The proof of the statement is given as follow:
There are several points, which are not clear for me in this proof:
- Why is for a fixed $v \in S^{n-1}$, the curve $c_v$ a geodesic?
- How is the function $r(t)$ defined? Does it goes from $(0, \epsilon)$? But why is $\int_0^s|r'(t)|dt \geq \epsilon$?
- Finally this proof is strongly correlated with the Gauss lemma. Now the statement of the Gauss lemma, is that the map $exp_p$ is a radial isometry... How can we with it conclude that, we have the following inequality: $$ \int_0^s [g_{\gamma(t)}(\gamma'(t),\gamma'(t)]^{\frac{1}{2}} \geq \int_0^s |r'(t)|dt$$
Many thanks for some help!
It is a geodesic by definition. Since the exponential map is a local diffeomorphism, then for $t \neq 0$ the curve $t \mapsto \gamma(t)$ can be uniquely written as $t \mapsto \exp_p(r(t) v(t))$ for some positive piecewise differentiable function $r: (0, 1] \to \mathbb{R}$ and some curve $t \mapsto v(t)$ such that $\| v(t) \| = 1$. $r(t)$ and $v(t)$ are both determined by $\gamma(t) = \exp_p(r(t) v(t)) $, that's how they are defined. And the exponential map by definition travels only along geodesics (i.e, $\exp_p(w)$ is the point in $M$ we get to after traveling along the unique geodesic with initial tangent vector $w$ for a single unit of time). So, of course if you fix $t_0$, then the curve $t \mapsto \exp_p(r(t) v(t_0)) = \gamma_{v(t_0)}(t)$ is a geodesic, because the exponential map is born from traveling along geodesics. Mutatis mutandis, the same is true for $c$.

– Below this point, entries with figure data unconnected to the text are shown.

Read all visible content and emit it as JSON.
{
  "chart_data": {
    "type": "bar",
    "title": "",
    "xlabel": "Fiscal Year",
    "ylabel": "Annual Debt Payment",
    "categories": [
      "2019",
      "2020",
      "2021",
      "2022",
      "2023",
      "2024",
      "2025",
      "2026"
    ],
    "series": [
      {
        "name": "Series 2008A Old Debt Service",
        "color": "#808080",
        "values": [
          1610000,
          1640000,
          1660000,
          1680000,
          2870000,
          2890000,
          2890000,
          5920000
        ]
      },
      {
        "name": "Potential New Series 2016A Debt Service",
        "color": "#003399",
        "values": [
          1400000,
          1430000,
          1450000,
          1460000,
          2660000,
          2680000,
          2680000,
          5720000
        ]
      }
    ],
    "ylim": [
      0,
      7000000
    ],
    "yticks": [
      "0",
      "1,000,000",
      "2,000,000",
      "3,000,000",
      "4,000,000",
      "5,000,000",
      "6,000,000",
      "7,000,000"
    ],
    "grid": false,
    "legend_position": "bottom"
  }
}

The function $r(t)$ is defined as I just mentioned in 1. Notice that $r(1) = \ell(\gamma)$ by the definition of the exponential map. Now, for any $\varepsilon > 0$, we have: $$\int_{\varepsilon}^1 \| r'(t) \| \ \mathrm{d} t \geq \int_{\varepsilon}^1 r'(t) \ \mathrm{d} t = r(1) - r(\varepsilon)$$ Taking $\varepsilon \to 0$, we get $$\int_{0}^{1} \|r'(t) \| \ \mathrm{d}t \geq r(1) = \ell(\gamma) \geq \varepsilon$$ where the last inequality follows from the hypothesis that $\gamma$ leaves the ball of radius $\varepsilon$.
Finally, notice that
\begin{aligned} \gamma'(t) &= \mathrm{d}(\exp_p)_{r(t) v(t)} (r'(t) v(t) + r(t) v'(t)) \\ &= \mathrm{d}(\exp_p)_{r(t) v(t)}(r'(t) v(t)) + \mathrm{d}(\exp_p)_{r(t) v(t)}(r(t) v'(t)) \end{aligned}
And therefore
\begin{aligned} \langle \gamma', \gamma' \rangle &= \left\langle\mathrm{d}(\exp_p)_{r(t) v(t)}(r'(t) v(t)), \mathrm{d}(\exp_p)_{r(t) v(t)}(r'(t) v(t)) \right\rangle + 2 \left\langle \mathrm{d}(\exp_p)_{r(t) v(t)}(r'(t) v(t)), \mathrm{d}(\exp_p)_{r(t) v(t)}(r(t) v'(t))\right\rangle \\ &+ \|\mathrm{d}(\exp_p)_{r(t) v(t)}(r(t) v'(t)) \|^2 \\ &\geq \frac{r'}{r} \left\langle \mathrm{d}(\exp_p)_{r(t) v(t)}(r(t) v(t)), \mathrm{d}(\exp_p)_{r(t) v(t)}(r'(t) v(t))\right\rangle + 2 \frac{r'(t)}{r(t)} \left\langle \mathrm{d}(\exp_p)_{r(t) v(t)}(r(t) v(t)), \mathrm{d}(\exp_p)_{r(t) v(t)}(r(t) v'(t)) \right\rangle \\ &= \frac{r'(t)}{r(t)} \langle r(t) v(t), r'(t)v(t) \rangle + 2 \frac{r'(t)}{r(t)} \langle r(t) v(t), r(t) v'(t) \rangle \\ & = (r'(t))^2 \end{aligned}
where in the last equality we used the Gauss lema and the fact that $\langle v(t), v(t) \rangle$ (so that $\langle v'(t), v(t) \rangle = 0$).
Hence
$$\| \gamma'(t) \|^2 \geq \| r'(t) \|^2$$ which implies the inequality you want.